Find a doppelganger or look-alike to a given person within a celebrity dataset

Primary LanguagePython

DoppelGanger tool

This project aims to find a doppelganger or look-alike to a given person within a celebrity dataset.

The repo after unzipping the data.zip should be organized as follow:

DoppelGanger
├── DoppelGanger.py
├── README.md
└── data
    ├── celeb_mapping.npy
    ├── encoding_celeb_mini.dat
    └── images
        └── celeb_mini
        │   ├── n00000001
        │   │   └── *.JPEG
        │   ├── n00000003
        │   │   └── *.JPEG
        │   ├── ...
        └── test-images
            └── *.jpg

The images and the celeb_mapping.npy are coming from https://courses.opencv.org.

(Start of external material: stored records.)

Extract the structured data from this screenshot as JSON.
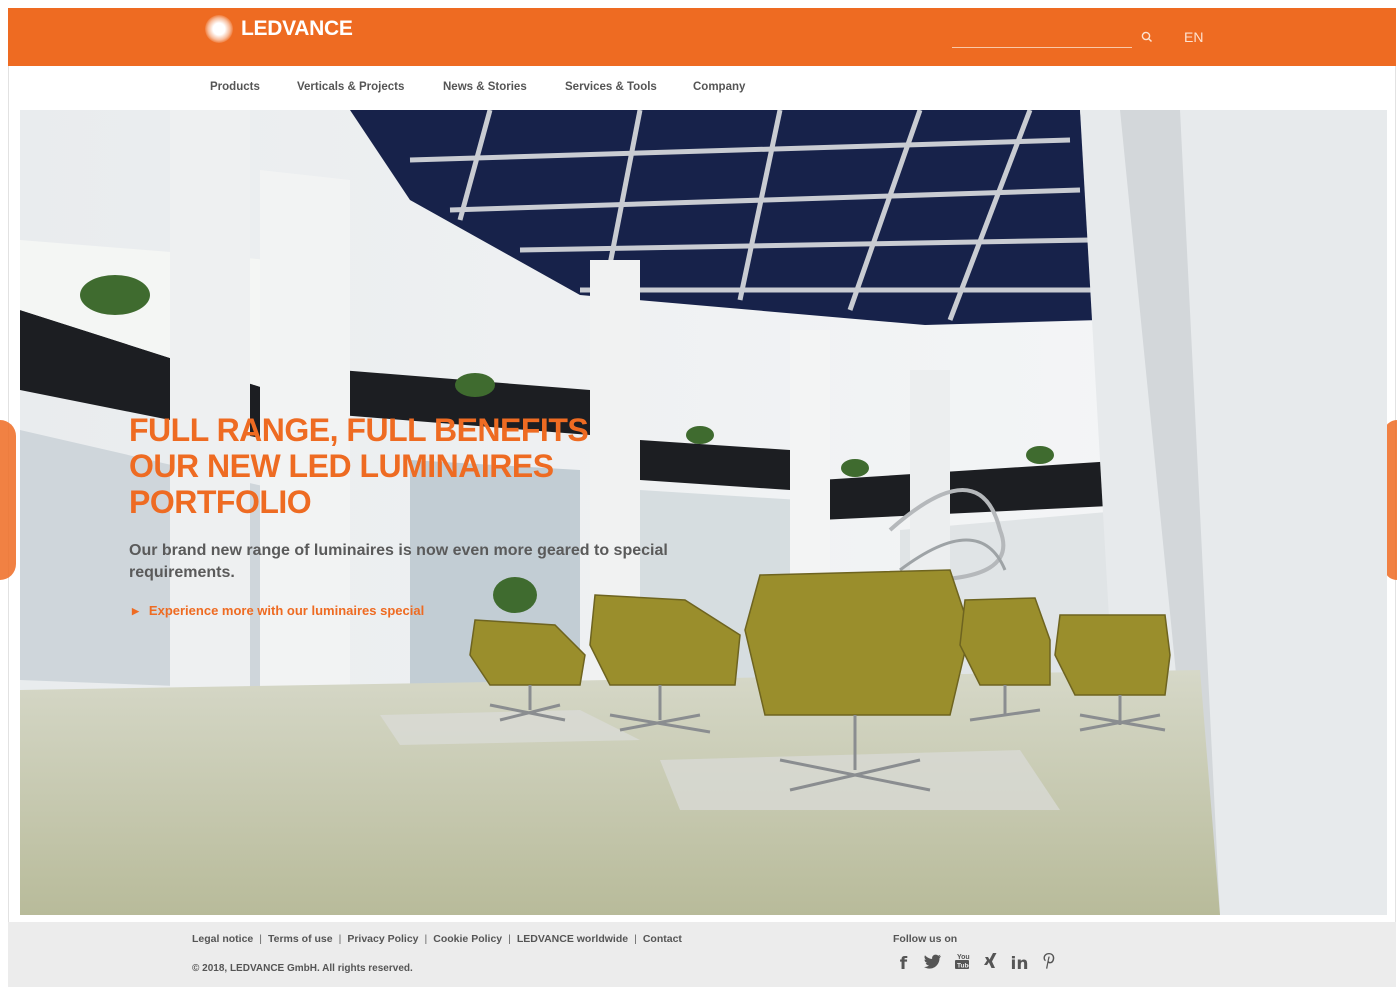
{
  "brand": {
    "name": "LEDVANCE",
    "accent": "#ee6b22"
  },
  "header": {
    "search_placeholder": "",
    "language": "EN",
    "search_icon": "search-icon"
  },
  "nav": {
    "items": [
      {
        "label": "Products"
      },
      {
        "label": "Verticals & Projects"
      },
      {
        "label": "News & Stories"
      },
      {
        "label": "Services & Tools"
      },
      {
        "label": "Company"
      }
    ]
  },
  "hero": {
    "title_lines": [
      "FULL RANGE, FULL BENEFITS",
      "OUR NEW LED LUMINAIRES",
      "PORTFOLIO"
    ],
    "description": "Our brand new range of luminaires is now even more geared to special requirements.",
    "link_label": "Experience more with our luminaires special"
  },
  "footer": {
    "links": [
      {
        "label": "Legal notice"
      },
      {
        "label": "Terms of use"
      },
      {
        "label": "Privacy Policy"
      },
      {
        "label": "Cookie Policy"
      },
      {
        "label": "LEDVANCE worldwide"
      },
      {
        "label": "Contact"
      }
    ],
    "copyright": "© 2018, LEDVANCE GmbH. All rights reserved.",
    "follow_label": "Follow us on",
    "social": [
      {
        "icon": "facebook-icon",
        "glyph": "f"
      },
      {
        "icon": "twitter-icon",
        "glyph": "🐦"
      },
      {
        "icon": "youtube-icon",
        "glyph": "▣"
      },
      {
        "icon": "xing-icon",
        "glyph": "χ"
      },
      {
        "icon": "linkedin-icon",
        "glyph": "in"
      },
      {
        "icon": "pinterest-icon",
        "glyph": "𝓅"
      }
    ]
  }
}
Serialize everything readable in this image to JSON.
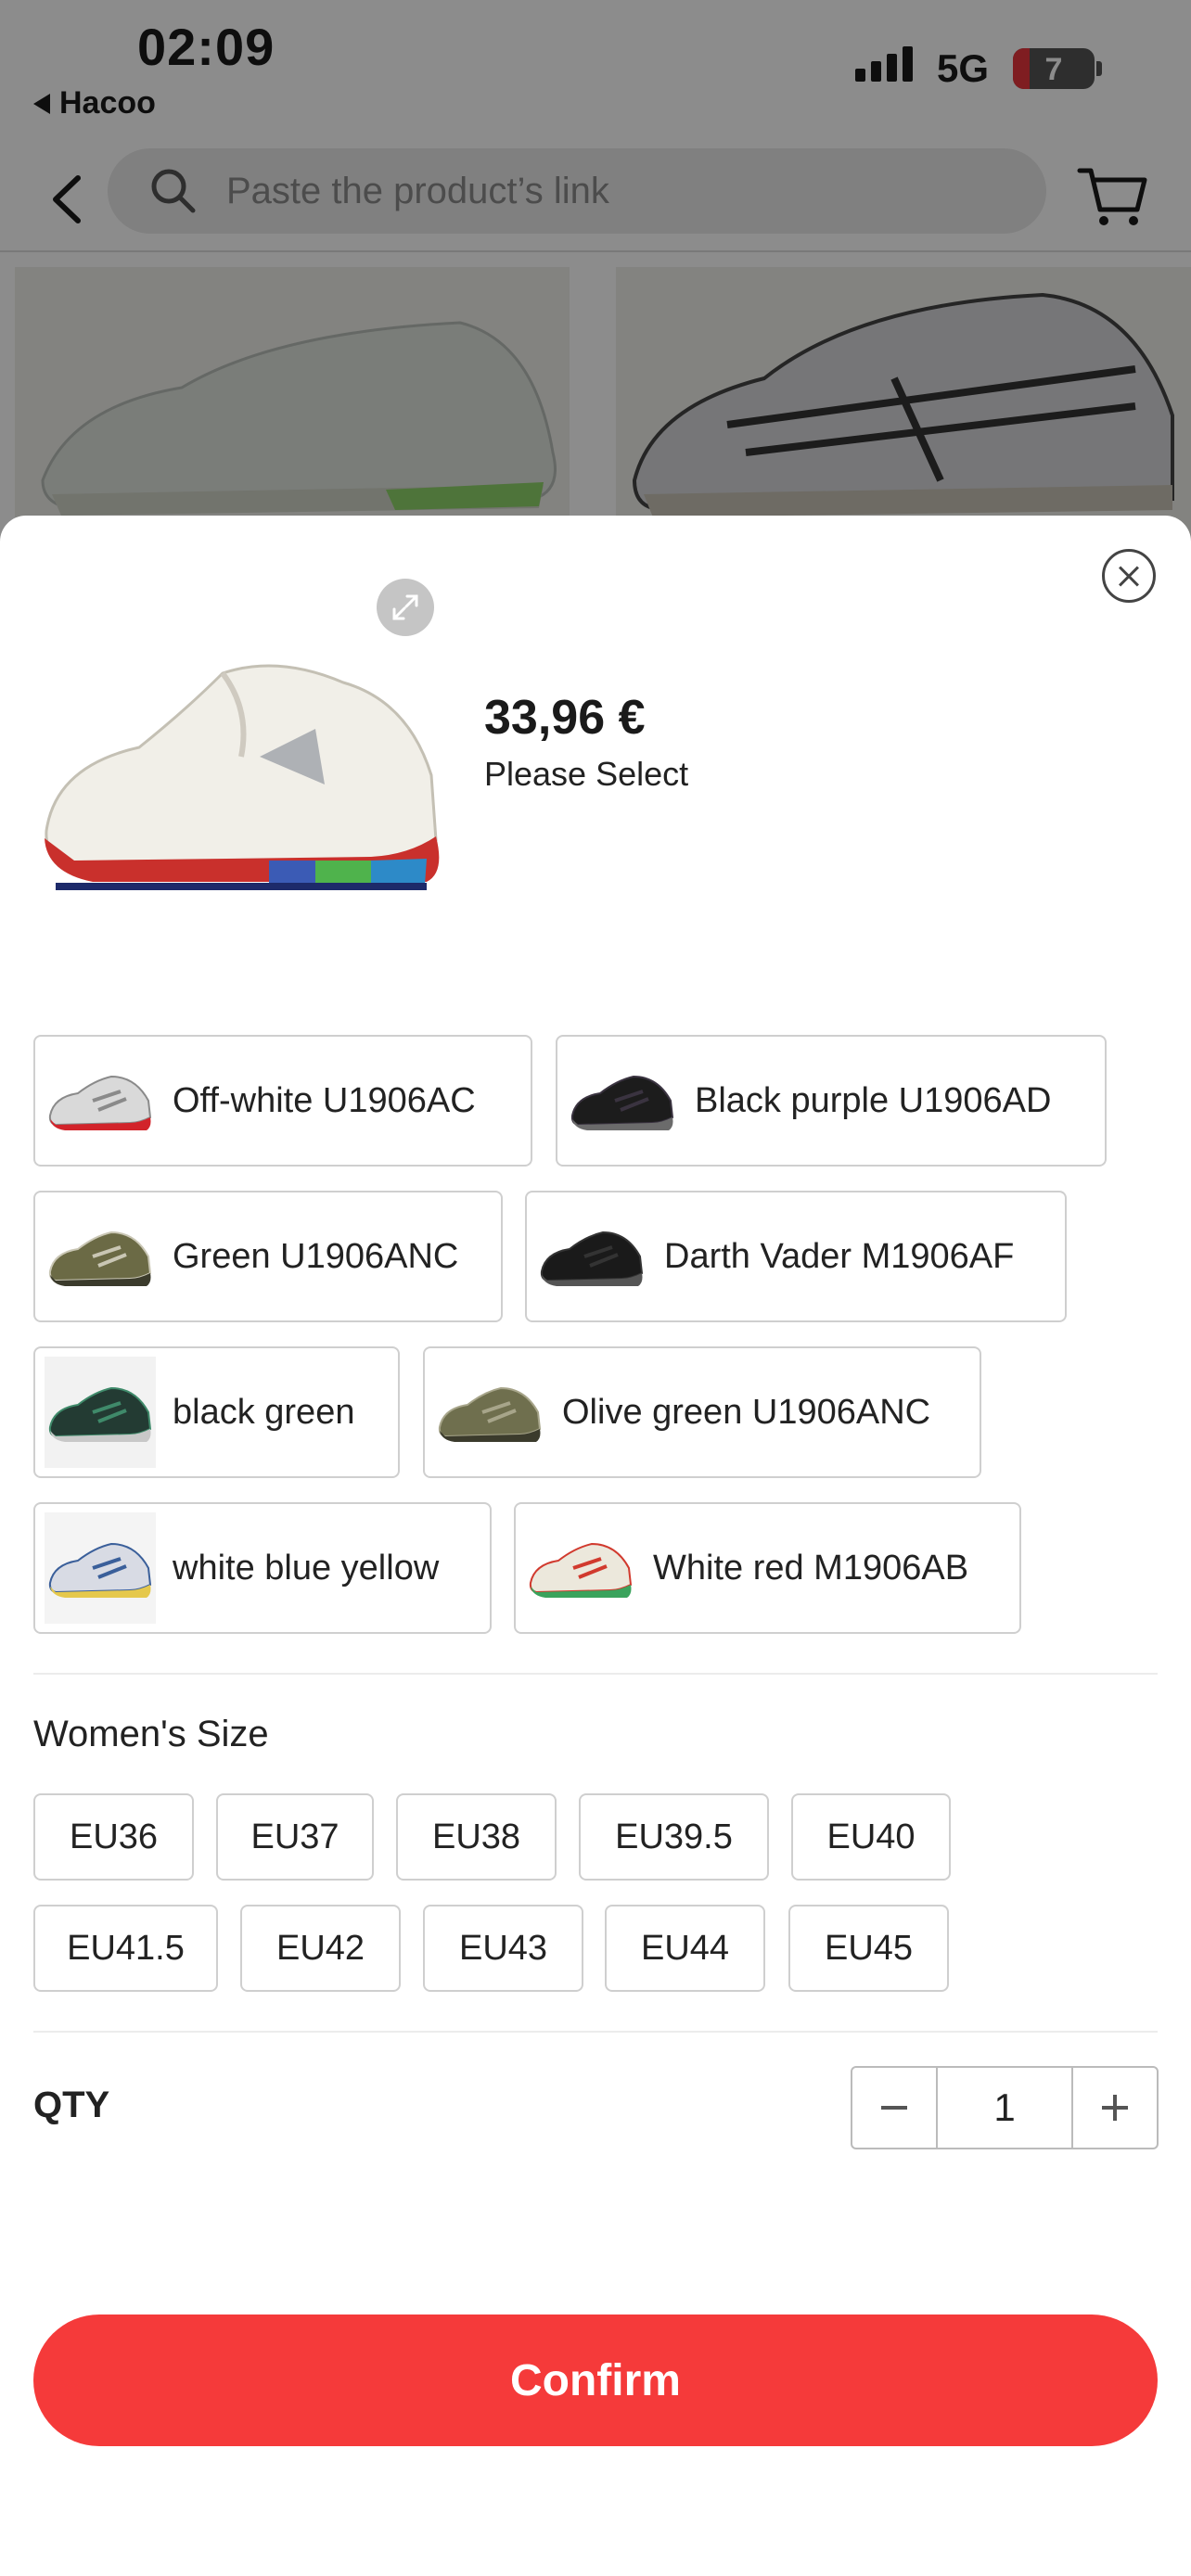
{
  "status_bar": {
    "time": "02:09",
    "back_app": "Hacoo",
    "network": "5G",
    "battery": "7"
  },
  "search": {
    "placeholder": "Paste the product’s link"
  },
  "icons": {
    "back": "chevron-left-icon",
    "search": "search-icon",
    "cart": "cart-icon",
    "close": "close-icon",
    "expand": "expand-icon",
    "minus": "minus-icon",
    "plus": "plus-icon"
  },
  "product": {
    "price": "33,96 €",
    "select_hint": "Please Select"
  },
  "variants": [
    {
      "label": "Off-white U1906AC",
      "colors": [
        "#d9d9d9",
        "#8a8a8a",
        "#d2232a"
      ]
    },
    {
      "label": "Black purple U1906AD",
      "colors": [
        "#1c1c1c",
        "#3a3340",
        "#6b6b6b"
      ]
    },
    {
      "label": "Green U1906ANC",
      "colors": [
        "#6b6a45",
        "#c9c6b4",
        "#3b3b2c"
      ]
    },
    {
      "label": "Darth Vader M1906AF",
      "colors": [
        "#1a1a1a",
        "#333333",
        "#555555"
      ]
    },
    {
      "label": "black green",
      "colors": [
        "#233b33",
        "#3f8a6a",
        "#c8c8c8"
      ]
    },
    {
      "label": "Olive green U1906ANC",
      "colors": [
        "#6f6f4e",
        "#a7a58a",
        "#3b3b2c"
      ]
    },
    {
      "label": "white blue yellow",
      "colors": [
        "#d8dbe4",
        "#3a5f9a",
        "#e5c84c"
      ]
    },
    {
      "label": "White red M1906AB",
      "colors": [
        "#ece8dc",
        "#d13a2e",
        "#3aa35c"
      ]
    }
  ],
  "sizes": {
    "title": "Women's Size",
    "options": [
      "EU36",
      "EU37",
      "EU38",
      "EU39.5",
      "EU40",
      "EU41.5",
      "EU42",
      "EU43",
      "EU44",
      "EU45"
    ]
  },
  "quantity": {
    "label": "QTY",
    "value": "1"
  },
  "confirm_label": "Confirm",
  "colors": {
    "accent": "#f53a3a"
  }
}
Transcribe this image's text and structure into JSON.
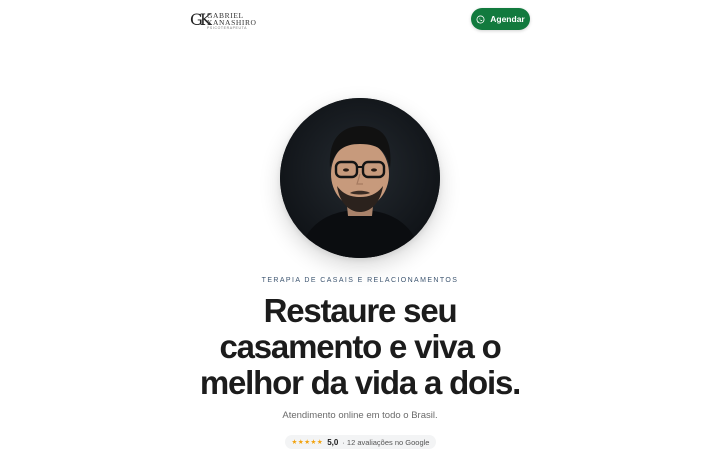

The steps performed are explained below.

1. Encode the known faces

The function load_encodings loads the given encoding_celeb_mini.dat which contains the encoding of the faces of the celebrities. If the files doesn't exist, it will create it

Below is a shorten extract of the code:

# Compute the 128-dimension face encoding for each faces
def encode_faces(path=FACE_DATA_PATH):
    # Known face dataset
    faces_encodings = {}
    # All the folders inside the path
    allCelebs = [d for d in os.listdir(path)
                    if os.path.isdir(os.path.join(path, d))]
    # For each folder
    for i, celebID in enumerate(allCelebs):
        # Get all the images in the folder
        currPath = os.path.join(path, celebID)
        allImages = glob.glob(os.path.join(currPath, '*.JPEG'))
        #For each images
        for pathImg in allImages:
            # Load the image into a numpy array
            image = face_recognition.load_image_file(pathImg, 'RGB')
            # Compute the 128-dimension face encoding for each faces
            encodings = face_recognition.face_encodings(image)
            if len(encodings) == 1:
                # We keep only the images with exactly 1 face
                filename = pathImg.replace('\\', '/').split('/')[-1]
                celeb_ID = filename.split('_')[0]
                faces_encodings[(filename, celeb_ID)] = encodings[0]
    return faces_encodings

2. Compute and compare the similarities

Once we have the encodings of our dataset, the goal is to compute the similarities between the encoding of a given image and the known encodings.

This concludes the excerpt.